Moreover, the border zone is also characterized by viable myocardium with abnormal innervation. Previous studies have shown that in ischaemic cardiomyopathy patients, the areas of denervation exceed the area of perfusion defects on single photon emission tomography (SPECT) (Bax et al. 2008; Gimelli et al. 2014; Matsunari et al. 2000). The higher susceptibility of sympathetic nerve fibres to ischaemia compared to myocytes leads to larger areas of denervation than scar after myocardial infarction (denervation-perfusion mismatch) (Matsunari et al. 2000; McGhie et al. 1991; Zipes 1990). By assessing myocardial denervation with 123I-MIBG SPECT and myocardial perfusion with 99mTechnetium-tetrofosmin SPECT, the mismatch can be quantified. Patients with larger areas of denervation-perfusion mismatch have shown a higher incidence of ventricular arrhythmia events (Boogers et al. 2010). Using planar 123I-MIBG scintigraphy, the AdreView Myocardial Imaging for Risk Evaluation in Heart Failure (ADMIRE-HF) study, the largest study so far including 964 heart failure patients followed for 2 years, showed that patients with an H/M ratio between 1.2 and 1.6 had more frequent ventricular arrhythmic events as compared to patients with an H/M ratio ≥ 1.6 (Jacobson et al. 2010). This parameter reflects the global cardiac sympathetic innervation rather than characterizing the border zone where the re-entrant ventricular arrhythmias may start. In the present study, patients who received appropriate ICD therapy showed more impaired H/M ratio compared to those who remain without event.

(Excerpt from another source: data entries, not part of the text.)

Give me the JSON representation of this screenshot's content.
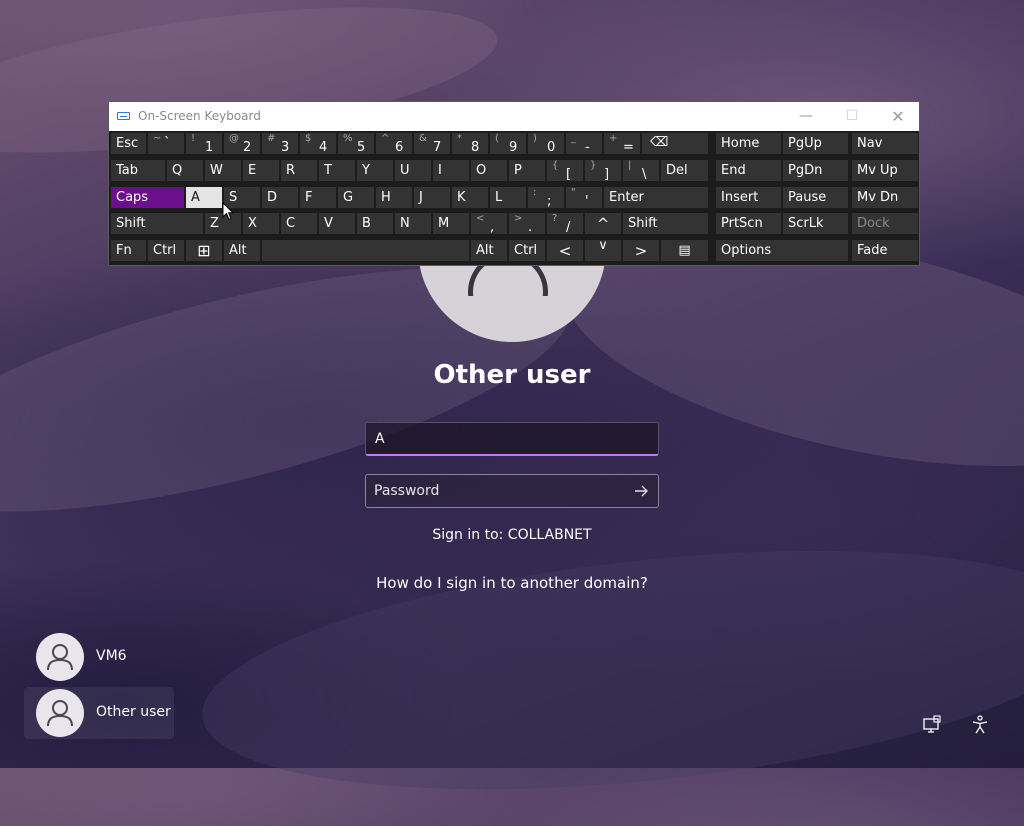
{
  "osk": {
    "title": "On-Screen Keyboard",
    "window_buttons": {
      "minimize": "—",
      "maximize": "☐",
      "close": "✕"
    },
    "row1": [
      {
        "label": "Esc"
      },
      {
        "shift": "~",
        "main": "`"
      },
      {
        "shift": "!",
        "main": "1"
      },
      {
        "shift": "@",
        "main": "2"
      },
      {
        "shift": "#",
        "main": "3"
      },
      {
        "shift": "$",
        "main": "4"
      },
      {
        "shift": "%",
        "main": "5"
      },
      {
        "shift": "^",
        "main": "6"
      },
      {
        "shift": "&",
        "main": "7"
      },
      {
        "shift": "*",
        "main": "8"
      },
      {
        "shift": "(",
        "main": "9"
      },
      {
        "shift": ")",
        "main": "0"
      },
      {
        "shift": "_",
        "main": "-"
      },
      {
        "shift": "+",
        "main": "="
      },
      {
        "label": "⌫"
      },
      {
        "label": "Home"
      },
      {
        "label": "PgUp"
      },
      {
        "label": "Nav"
      }
    ],
    "row2": [
      "Tab",
      "Q",
      "W",
      "E",
      "R",
      "T",
      "Y",
      "U",
      "I",
      "O",
      "P",
      {
        "shift": "{",
        "main": "["
      },
      {
        "shift": "}",
        "main": "]"
      },
      {
        "shift": "|",
        "main": "\\"
      },
      "Del",
      "End",
      "PgDn",
      "Mv Up"
    ],
    "row3": [
      "Caps",
      "A",
      "S",
      "D",
      "F",
      "G",
      "H",
      "J",
      "K",
      "L",
      {
        "shift": ":",
        "main": ";"
      },
      {
        "shift": "\"",
        "main": "'"
      },
      "Enter",
      "Insert",
      "Pause",
      "Mv Dn"
    ],
    "row4": [
      "Shift",
      "Z",
      "X",
      "C",
      "V",
      "B",
      "N",
      "M",
      {
        "shift": "<",
        "main": ","
      },
      {
        "shift": ">",
        "main": "."
      },
      {
        "shift": "?",
        "main": "/"
      },
      "^",
      "Shift",
      "PrtScn",
      "ScrLk",
      "Dock"
    ],
    "row5": [
      "Fn",
      "Ctrl",
      "⊞",
      "Alt",
      "",
      "Alt",
      "Ctrl",
      "<",
      "∨",
      ">",
      "▤",
      "Options",
      "Fade"
    ]
  },
  "login": {
    "user_title": "Other user",
    "username_value": "A",
    "password_placeholder": "Password",
    "sign_in_to": "Sign in to: COLLABNET",
    "other_domain_link": "How do I sign in to another domain?"
  },
  "users": [
    {
      "name": "VM6",
      "selected": false
    },
    {
      "name": "Other user",
      "selected": true
    }
  ],
  "colors": {
    "caps_active": "#6b0f8c",
    "input_focus": "#c879f0",
    "key_bg": "#333333"
  }
}
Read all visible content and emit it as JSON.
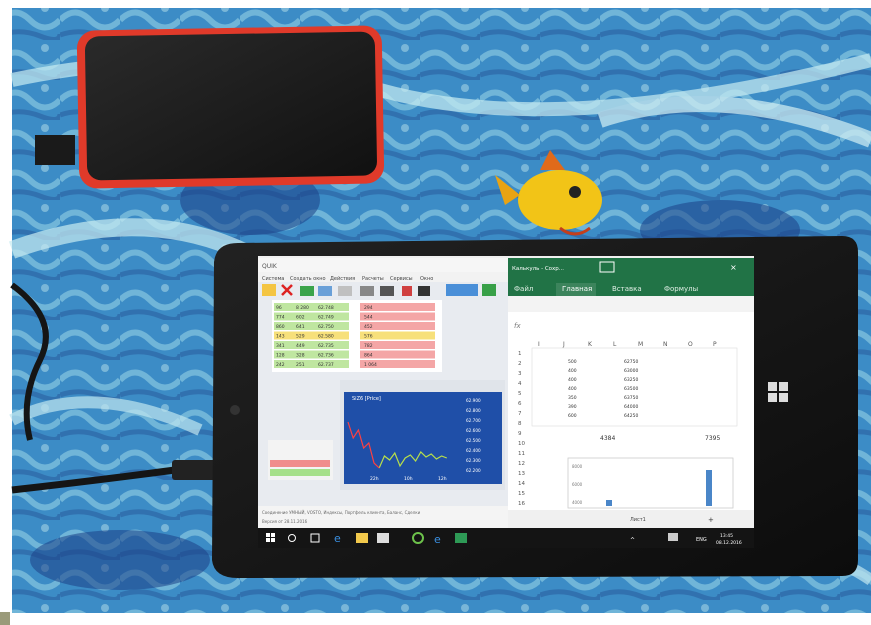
{
  "quik": {
    "title": "QUIK",
    "menu": [
      "Система",
      "Создать окно",
      "Действия",
      "Расчеты",
      "Сервисы",
      "Окно"
    ],
    "chart_label": "SiZ6 [Price]",
    "price_labels": [
      "62.900",
      "62.800",
      "62.700",
      "62.600",
      "62.500",
      "62.400",
      "62.300",
      "62.200"
    ],
    "time_labels": [
      "22h",
      "10h",
      "12h"
    ],
    "status_bar": "Соединение УМНЫЙ, VOSTO, Индексы, Портфель клиента, Баланс, Сделки",
    "status_bar_2": "Версия от 28.11.2016",
    "depth_rows": [
      {
        "bid": "96",
        "qty": "8 280",
        "px": "62.748"
      },
      {
        "bid": "774",
        "qty": "602",
        "px": "62.749"
      },
      {
        "bid": "860",
        "qty": "641",
        "px": "62.750"
      },
      {
        "bid": "143",
        "qty": "529",
        "px": "62.580"
      },
      {
        "bid": "341",
        "qty": "449",
        "px": "62.735"
      },
      {
        "bid": "128",
        "qty": "328",
        "px": "62.736"
      },
      {
        "bid": "242",
        "qty": "251",
        "px": "62.737"
      }
    ],
    "ask_rows": [
      "294",
      "544",
      "452",
      "576",
      "782",
      "864",
      "1 064"
    ]
  },
  "excel": {
    "title": "Калькуль - Сохр...",
    "tabs": [
      "Файл",
      "Главная",
      "Вставка",
      "Формулы"
    ],
    "formula_prefix": "fx",
    "col_headers": [
      "I",
      "J",
      "K",
      "L",
      "M",
      "N",
      "O",
      "P"
    ],
    "row_numbers": [
      "1",
      "2",
      "3",
      "4",
      "5",
      "6",
      "7",
      "8",
      "9",
      "10",
      "11",
      "12",
      "13",
      "14",
      "15",
      "16"
    ],
    "cells": {
      "k_values": [
        "500",
        "400",
        "400",
        "400",
        "350",
        "390",
        "600"
      ],
      "m_values": [
        "62750",
        "63000",
        "63250",
        "63500",
        "63750",
        "64000",
        "64250"
      ],
      "sum_left": "4384",
      "sum_right": "7395"
    },
    "chart_axis": [
      "8000",
      "6000",
      "4000"
    ],
    "sheet_tab": "Лист1",
    "sheet_add": "+"
  },
  "taskbar": {
    "time": "13:45",
    "date": "08.12.2016",
    "lang": "ENG"
  },
  "colors": {
    "carpet": "#3d8fc4",
    "excel_green": "#217346",
    "chart_bg": "#1f4fa8",
    "drive_red": "#e03a2a"
  }
}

The correlation between LV GLS and H/M ratio was moderate, indicating the distinct differences between both modalities. Our findings are in agreement with previously published studies, reporting similar correlations between LV GLS and H/M ratio (Bulten et al. 2015; Cruz et al. 2019). In clinical practice, a combination of multimodality imaging to characterize the arrhythmogenic substrate from the anatomical and functional point of view may be important to accurately identify the patients who will benefit from an ICD implantation. The present study provides further evidence on the importance of such characterization by combining speckle tracking echocardiography and innervation imaging.

Study limitations

There are several limitations that should be acknowledged. First, this was a retrospective, single-centre study. Furthermore, since 2D speckle tracking echocardiography requires good image quality for reliable analysis, selection bias might have been introduced. The patient population was heterogeneous, with ischaemic and non-ischaemic cardiomyopathy patients. Also, ischaemia might have risen during the long follow-up of the study and have influenced the results. Finally, the event rate for appropriate ICD therapy in our population was relatively low compared to previous study (Moss et al. 2004). This might be reflected by the difference in study populations.

Conclusions

In conclusion, LV GLS measured by 2D speckle tracking echocardiography and H/M ratio measured by planar 123I-MIBG SPECT were significantly more impaired in patients who experienced an appropriate ICD therapy compared to patients that did not. In contrast, no differences were observed between groups of patients in terms of LVEF. Multivariate Cox regression analysis showed LV GLS and H/M ratio to be independent predictors of appropriate ICD therapy. These results underscore the importance of multimodality imaging for the characterization of the arrhythmogenic substrate and the identification of patients who will benefit from an ICD.